At the outset of a new school year, the news media offer helpful tips for college students: “Choosing the right major,” “6 tips for surviving dorm life,” “5 things you should never say to your professor,” stuff like that. Rarely do they offer practical advice for students who find themselves enrolled in a course taught by a faculty member who’s a total crackpot.
Or to put it more succinctly: another year, another collegiate breastfeeding controversy. Possibly you remember the brief sensation about this time last year, when Prof. Adrienne Pine suckled her infant daughter in front of a classroom filled with students attending her “Sex, Gender and Culture” class at American University. The embattled anthropologist explained that she’d brought the feverish baby to work with her rather than cancel the first class of the semester. When the child began crying, Pine put her to the breast and went on with her lecture. Some of her freshman students were taken aback.
Now comes Prof. Karla A. Erickson’s path-breaking article renouncing breastfeeding altogether, which the Grinnell College sociologist confesses made her feel like a cow. (An insult I shall refrain from passing on to my own cows, diligent mothers every one.) Perhaps not coincidentally, Erickson too teaches classes on “Gender and Society” at the Iowa college. Her bottle-feeding manifesto appeared in the Iowa City Press-Citizen, where it attracted hundreds of incredulous responses.
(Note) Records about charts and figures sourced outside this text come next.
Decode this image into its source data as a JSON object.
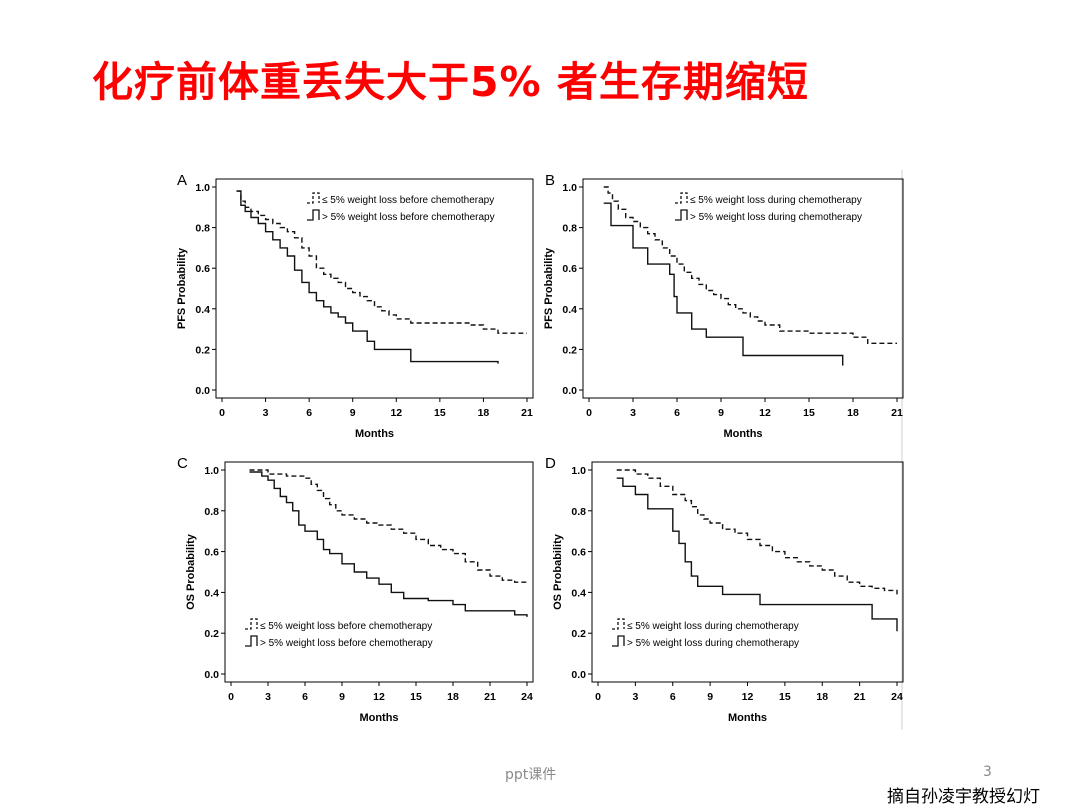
{
  "slide": {
    "title": "化疗前体重丢失大于5% 者生存期缩短",
    "footer_left": "ppt课件",
    "page_number": "3",
    "credit": "摘自孙凌宇教授幻灯",
    "title_color": "#ff0000"
  },
  "chart_data": [
    {
      "type": "line",
      "step": true,
      "panel": "A",
      "ylabel": "PFS Probability",
      "xlabel": "Months",
      "xlim": [
        0,
        21
      ],
      "ylim": [
        0,
        1
      ],
      "xticks": [
        "0",
        "3",
        "6",
        "9",
        "12",
        "15",
        "18",
        "21"
      ],
      "yticks": [
        "0.0",
        "0.2",
        "0.4",
        "0.6",
        "0.8",
        "1.0"
      ],
      "legend_position": "top-right",
      "series": [
        {
          "name": "≤ 5% weight loss before chemotherapy",
          "style": "dashed",
          "x": [
            1.0,
            1.3,
            1.6,
            2.0,
            2.5,
            3.0,
            3.5,
            4.0,
            4.5,
            5.0,
            5.5,
            6.0,
            6.5,
            7.0,
            7.5,
            8.0,
            8.5,
            9.0,
            9.5,
            10.0,
            10.5,
            11.0,
            11.5,
            12.0,
            13.0,
            15.0,
            17.0,
            18.0,
            19.0,
            21.0
          ],
          "y": [
            0.98,
            0.93,
            0.9,
            0.88,
            0.86,
            0.84,
            0.82,
            0.8,
            0.78,
            0.75,
            0.7,
            0.66,
            0.6,
            0.57,
            0.55,
            0.53,
            0.5,
            0.48,
            0.46,
            0.44,
            0.41,
            0.39,
            0.37,
            0.35,
            0.33,
            0.33,
            0.32,
            0.3,
            0.28,
            0.28
          ]
        },
        {
          "name": "> 5% weight loss before chemotherapy",
          "style": "solid",
          "x": [
            1.0,
            1.3,
            1.6,
            2.0,
            2.5,
            3.0,
            3.5,
            4.0,
            4.5,
            5.0,
            5.5,
            6.0,
            6.5,
            7.0,
            7.5,
            8.0,
            8.5,
            9.0,
            10.0,
            10.5,
            12.0,
            13.0,
            16.0,
            19.0
          ],
          "y": [
            0.98,
            0.91,
            0.88,
            0.85,
            0.82,
            0.78,
            0.74,
            0.7,
            0.66,
            0.59,
            0.53,
            0.48,
            0.44,
            0.41,
            0.38,
            0.36,
            0.33,
            0.29,
            0.24,
            0.2,
            0.2,
            0.14,
            0.14,
            0.13
          ]
        }
      ]
    },
    {
      "type": "line",
      "step": true,
      "panel": "B",
      "ylabel": "PFS Probability",
      "xlabel": "Months",
      "xlim": [
        0,
        21
      ],
      "ylim": [
        0,
        1
      ],
      "xticks": [
        "0",
        "3",
        "6",
        "9",
        "12",
        "15",
        "18",
        "21"
      ],
      "yticks": [
        "0.0",
        "0.2",
        "0.4",
        "0.6",
        "0.8",
        "1.0"
      ],
      "legend_position": "top-right",
      "series": [
        {
          "name": "≤ 5% weight loss during chemotherapy",
          "style": "dashed",
          "x": [
            1.0,
            1.3,
            1.6,
            2.0,
            2.5,
            3.0,
            3.5,
            4.0,
            4.5,
            5.0,
            5.5,
            6.0,
            6.5,
            7.0,
            7.5,
            8.0,
            8.5,
            9.0,
            9.5,
            10.0,
            10.5,
            11.0,
            11.5,
            12.0,
            13.0,
            15.0,
            17.0,
            18.0,
            19.0,
            21.0
          ],
          "y": [
            1.0,
            0.97,
            0.93,
            0.89,
            0.85,
            0.83,
            0.8,
            0.77,
            0.74,
            0.7,
            0.66,
            0.62,
            0.58,
            0.55,
            0.52,
            0.49,
            0.47,
            0.45,
            0.42,
            0.4,
            0.38,
            0.36,
            0.34,
            0.32,
            0.29,
            0.28,
            0.28,
            0.26,
            0.23,
            0.23
          ]
        },
        {
          "name": "> 5% weight loss during chemotherapy",
          "style": "solid",
          "x": [
            1.0,
            1.5,
            3.0,
            4.0,
            5.5,
            5.8,
            6.0,
            7.0,
            8.0,
            10.5,
            12.0,
            17.3
          ],
          "y": [
            0.92,
            0.81,
            0.7,
            0.62,
            0.57,
            0.46,
            0.38,
            0.3,
            0.26,
            0.17,
            0.17,
            0.12
          ]
        }
      ]
    },
    {
      "type": "line",
      "step": true,
      "panel": "C",
      "ylabel": "OS Probability",
      "xlabel": "Months",
      "xlim": [
        0,
        24
      ],
      "ylim": [
        0,
        1
      ],
      "xticks": [
        "0",
        "3",
        "6",
        "9",
        "12",
        "15",
        "18",
        "21",
        "24"
      ],
      "yticks": [
        "0.0",
        "0.2",
        "0.4",
        "0.6",
        "0.8",
        "1.0"
      ],
      "legend_position": "bottom-left",
      "series": [
        {
          "name": "≤ 5% weight loss before chemotherapy",
          "style": "dashed",
          "x": [
            1.5,
            3.0,
            4.5,
            6.0,
            6.5,
            7.0,
            7.5,
            8.0,
            8.5,
            9.0,
            10.0,
            11.0,
            12.0,
            13.0,
            14.0,
            15.0,
            16.0,
            17.0,
            18.0,
            19.0,
            20.0,
            21.0,
            22.0,
            23.0,
            24.0
          ],
          "y": [
            1.0,
            0.98,
            0.97,
            0.96,
            0.93,
            0.9,
            0.86,
            0.83,
            0.8,
            0.78,
            0.76,
            0.74,
            0.73,
            0.71,
            0.69,
            0.66,
            0.63,
            0.61,
            0.59,
            0.55,
            0.51,
            0.48,
            0.46,
            0.45,
            0.44
          ]
        },
        {
          "name": "> 5% weight loss before chemotherapy",
          "style": "solid",
          "x": [
            1.5,
            2.5,
            3.0,
            3.5,
            4.0,
            4.5,
            5.0,
            5.5,
            6.0,
            7.0,
            7.5,
            8.0,
            9.0,
            10.0,
            11.0,
            12.0,
            13.0,
            14.0,
            16.0,
            18.0,
            19.0,
            23.0,
            24.0
          ],
          "y": [
            0.99,
            0.97,
            0.95,
            0.91,
            0.87,
            0.84,
            0.8,
            0.73,
            0.7,
            0.66,
            0.61,
            0.59,
            0.54,
            0.5,
            0.47,
            0.44,
            0.4,
            0.37,
            0.36,
            0.34,
            0.31,
            0.29,
            0.28
          ]
        }
      ]
    },
    {
      "type": "line",
      "step": true,
      "panel": "D",
      "ylabel": "OS Probability",
      "xlabel": "Months",
      "xlim": [
        0,
        24
      ],
      "ylim": [
        0,
        1
      ],
      "xticks": [
        "0",
        "3",
        "6",
        "9",
        "12",
        "15",
        "18",
        "21",
        "24"
      ],
      "yticks": [
        "0.0",
        "0.2",
        "0.4",
        "0.6",
        "0.8",
        "1.0"
      ],
      "legend_position": "bottom-left",
      "series": [
        {
          "name": "≤ 5% weight loss during chemotherapy",
          "style": "dashed",
          "x": [
            1.5,
            3.0,
            4.0,
            5.0,
            6.0,
            7.0,
            7.5,
            8.0,
            8.5,
            9.0,
            10.0,
            11.0,
            12.0,
            13.0,
            14.0,
            15.0,
            16.0,
            17.0,
            18.0,
            19.0,
            20.0,
            21.0,
            22.0,
            23.0,
            24.0
          ],
          "y": [
            1.0,
            0.98,
            0.96,
            0.92,
            0.88,
            0.85,
            0.82,
            0.78,
            0.76,
            0.74,
            0.71,
            0.69,
            0.66,
            0.63,
            0.6,
            0.57,
            0.55,
            0.53,
            0.51,
            0.48,
            0.45,
            0.43,
            0.42,
            0.41,
            0.39
          ]
        },
        {
          "name": "> 5% weight loss during chemotherapy",
          "style": "solid",
          "x": [
            1.5,
            2.0,
            3.0,
            4.0,
            6.0,
            6.5,
            7.0,
            7.5,
            8.0,
            10.0,
            11.0,
            13.0,
            16.0,
            22.0,
            24.0
          ],
          "y": [
            0.96,
            0.92,
            0.88,
            0.81,
            0.7,
            0.64,
            0.55,
            0.48,
            0.43,
            0.39,
            0.39,
            0.34,
            0.34,
            0.27,
            0.21
          ]
        }
      ]
    }
  ]
}
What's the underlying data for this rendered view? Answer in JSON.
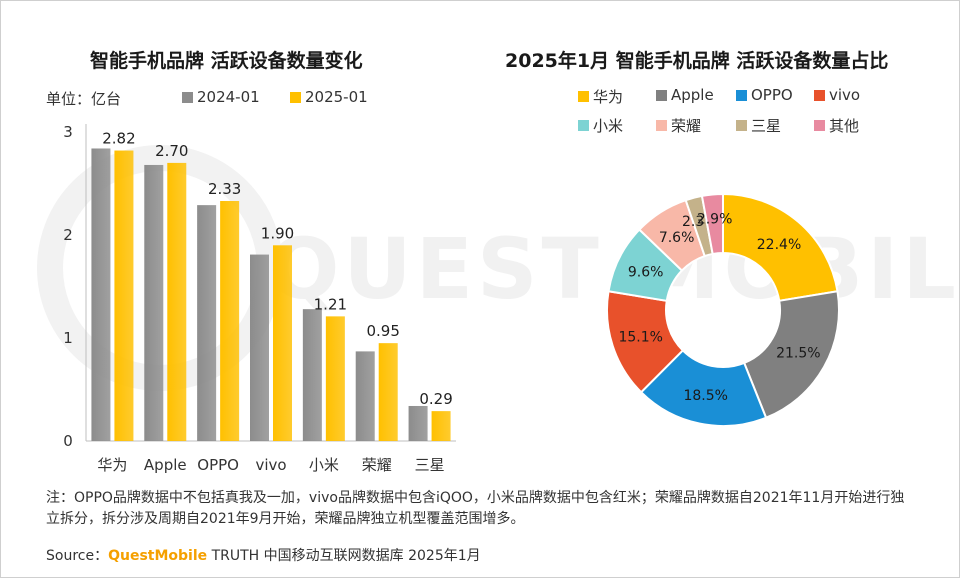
{
  "bar_chart": {
    "title": "智能手机品牌 活跃设备数量变化",
    "unit_label": "单位：亿台"
  },
  "pie_chart": {
    "title": "2025年1月 智能手机品牌 活跃设备数量占比"
  },
  "footnote": "注：OPPO品牌数据中不包括真我及一加，vivo品牌数据中包含iQOO，小米品牌数据中包含红米；荣耀品牌数据自2021年11月开始进行独立拆分，拆分涉及周期自2021年9月开始，荣耀品牌独立机型覆盖范围增多。",
  "source": {
    "prefix": "Source：",
    "brand": "QuestMobile",
    "rest": " TRUTH 中国移动互联网数据库 2025年1月"
  },
  "chart_data": [
    {
      "type": "bar",
      "title": "智能手机品牌 活跃设备数量变化",
      "ylabel": "单位：亿台",
      "categories": [
        "华为",
        "Apple",
        "OPPO",
        "vivo",
        "小米",
        "荣耀",
        "三星"
      ],
      "series": [
        {
          "name": "2024-01",
          "color": "#8c8c8c",
          "values": [
            2.84,
            2.68,
            2.29,
            1.81,
            1.28,
            0.87,
            0.34
          ]
        },
        {
          "name": "2025-01",
          "color": "#ffc000",
          "values": [
            2.82,
            2.7,
            2.33,
            1.9,
            1.21,
            0.95,
            0.29
          ]
        }
      ],
      "data_labels": [
        "2.82",
        "2.70",
        "2.33",
        "1.90",
        "1.21",
        "0.95",
        "0.29"
      ],
      "yticks": [
        "0",
        "1",
        "2",
        "3"
      ],
      "ylim": [
        0,
        3
      ],
      "grid": false,
      "legend_position": "top"
    },
    {
      "type": "pie",
      "title": "2025年1月 智能手机品牌 活跃设备数量占比",
      "donut": true,
      "labels": [
        "华为",
        "Apple",
        "OPPO",
        "vivo",
        "小米",
        "荣耀",
        "三星",
        "其他"
      ],
      "values": [
        22.4,
        21.5,
        18.5,
        15.1,
        9.6,
        7.6,
        2.3,
        2.9
      ],
      "value_labels": [
        "22.4%",
        "21.5%",
        "18.5%",
        "15.1%",
        "9.6%",
        "7.6%",
        "2.3%",
        "2.9%"
      ],
      "colors": [
        "#ffc000",
        "#808080",
        "#1a8fd6",
        "#e8512b",
        "#7dd3d3",
        "#f8b8a8",
        "#c4b28a",
        "#e88aa0"
      ],
      "legend_position": "top"
    }
  ]
}
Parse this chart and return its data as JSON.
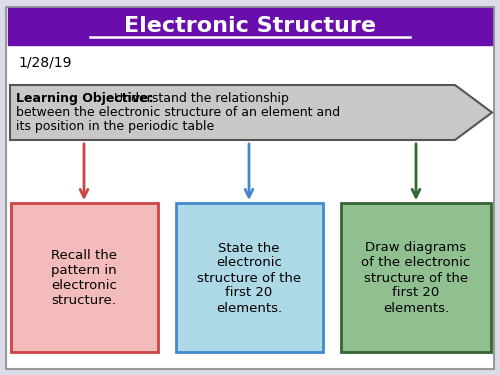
{
  "title": "Electronic Structure",
  "title_bg": "#6A0DAD",
  "title_color": "#FFFFFF",
  "date": "1/28/19",
  "slide_bg": "#DCDCE8",
  "objective_bold": "Learning Objective:",
  "objective_text": " Understand the relationship\nbetween the electronic structure of an element and\nits position in the periodic table",
  "box1_text": "Recall the\npattern in\nelectronic\nstructure.",
  "box2_text": "State the\nelectronic\nstructure of the\nfirst 20\nelements.",
  "box3_text": "Draw diagrams\nof the electronic\nstructure of the\nfirst 20\nelements.",
  "box1_bg": "#F4BBBB",
  "box2_bg": "#ADD8E6",
  "box3_bg": "#90C090",
  "box1_border": "#CC4444",
  "box2_border": "#4488CC",
  "box3_border": "#336633",
  "arrow1_color": "#CC4444",
  "arrow2_color": "#4488CC",
  "arrow3_color": "#336633",
  "big_arrow_fill": "#C8C8C8",
  "big_arrow_edge": "#555555"
}
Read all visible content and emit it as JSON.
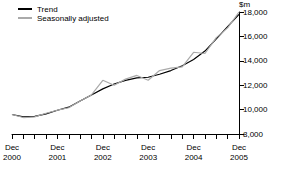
{
  "chart_data": {
    "type": "line",
    "y_label": "$m",
    "categories": [
      "Dec\n2000",
      null,
      null,
      null,
      "Dec\n2001",
      null,
      null,
      null,
      "Dec\n2002",
      null,
      null,
      null,
      "Dec\n2003",
      null,
      null,
      null,
      "Dec\n2004",
      null,
      null,
      null,
      "Dec\n2005"
    ],
    "series": [
      {
        "name": "Trend",
        "color": "#000000",
        "values": [
          9600,
          9400,
          9450,
          9650,
          9950,
          10200,
          10700,
          11200,
          11700,
          12100,
          12400,
          12600,
          12650,
          12900,
          13200,
          13600,
          14100,
          14800,
          15800,
          16800,
          17800
        ]
      },
      {
        "name": "Seasonally adjusted",
        "color": "#aaaaaa",
        "values": [
          9600,
          9350,
          9400,
          9700,
          9950,
          10150,
          10700,
          11200,
          12400,
          12000,
          12500,
          12800,
          12400,
          13200,
          13400,
          13500,
          14700,
          14600,
          15900,
          16700,
          18000
        ]
      }
    ],
    "ylim": [
      8000,
      18000
    ],
    "yticks": [
      8000,
      10000,
      12000,
      14000,
      16000,
      18000
    ],
    "grid": false,
    "legend": "top-left"
  }
}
After the birth of her first child, she explains, Erickson’s life as a mammal struck her as terribly unfair. Not only did nursing her infant son impose restraints on her own “spatial mobility and time,” but the “part no one ever talks about is that breastfeeding also consolidates pre-existing biological tendencies that privilege the breastfeeding parent.”
Yes, you read that right. Nursing her child was a joyous experience to Erickson. “Every time I got to breast feed him I was holding my son, singing, whispering, touching, and loving on my sweet little boy….I had never known what it was like to be that close to another human.”
But as it also gave her an unfair advantage over her husband in securing the infant’s affections, the practice needed to be renounced in the interest of gender equity. Baby gets a boo-boo, baby runs to Mommy. And that would never do.